Hot Docs unveils initial special presentations slate for 2023

The first look at the 30th edition lineup includes Still: A Michael J. Fox Movie, featuring the Canadian-born actor.

The Hot Docs Canadian International Documentary Festival has revealed the first slate of films that will screen in the Special Presentations program of its 30th edition, which will take place in Toronto from April 27 to May 7.

The initial selection for the 2023 section includes several high-profile feature documentaries that have already made their marks on the festival circuit. In the ever-expanding bio-doc genre, the festival will present such titles as Still: A Michael J. Fox Movie (pictured), featuring the Canadian-born star reflecting on his screen career and offscreen struggle with Parkinson’s disease, directed by U.S. filmmaker Davis Guggenheim.

Other bio-docs include Peter Nicks’ Stephen Curry: Underrated, on the NBA superstar; Love to Love You, Donna Summer, an archive-led overview of the disco diva’s life and career directed by Roger Ross Williams and Brooklyn Sudano; and Invisible Beauty, on pioneering Black model Bethann Hardison, directed by Hardison and Frédéric Tcheng.

Challenges to conventional notions of beauty are also explored in the recent SXSW premiere Black Barbie, directed by Lagueria Davis, about the history and creation of the first African American Barbie doll, and the cultural politics of gender are scrutinized in Lina Lyte Plioplyte’s Periodical, about the pervasive demonization of the menstrual cycle.

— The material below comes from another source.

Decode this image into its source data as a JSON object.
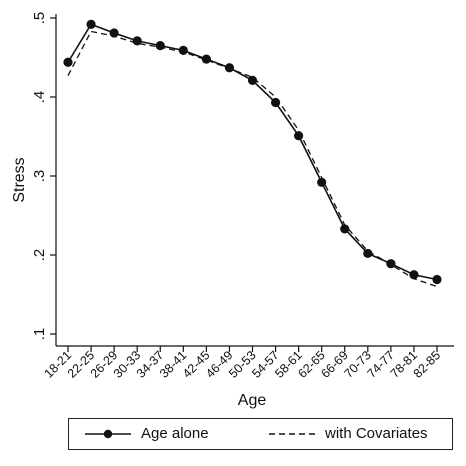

Political documentaries are also spotlighted in the program, which includes Greta Stocklassa’s Blix Not Bombs, about the UN diplomat whose report about weapons of mass destruction in Saddam Hussein’s Iraq was ignored in the rush to war in 2003; Tonje Hessen Schei and Michael Rowley’s Praying for Armageddon, on the influence that the American Evangelical movement has exerted on U.S. politics; and Theatre of Violence, directed by Lukasz Konopa and Emil Langballe, about the first Ugandan child soldier to face trial for war crimes in the International Criminal Court.

The second slate of titles screening in the program will be released on March 21, according to a news release.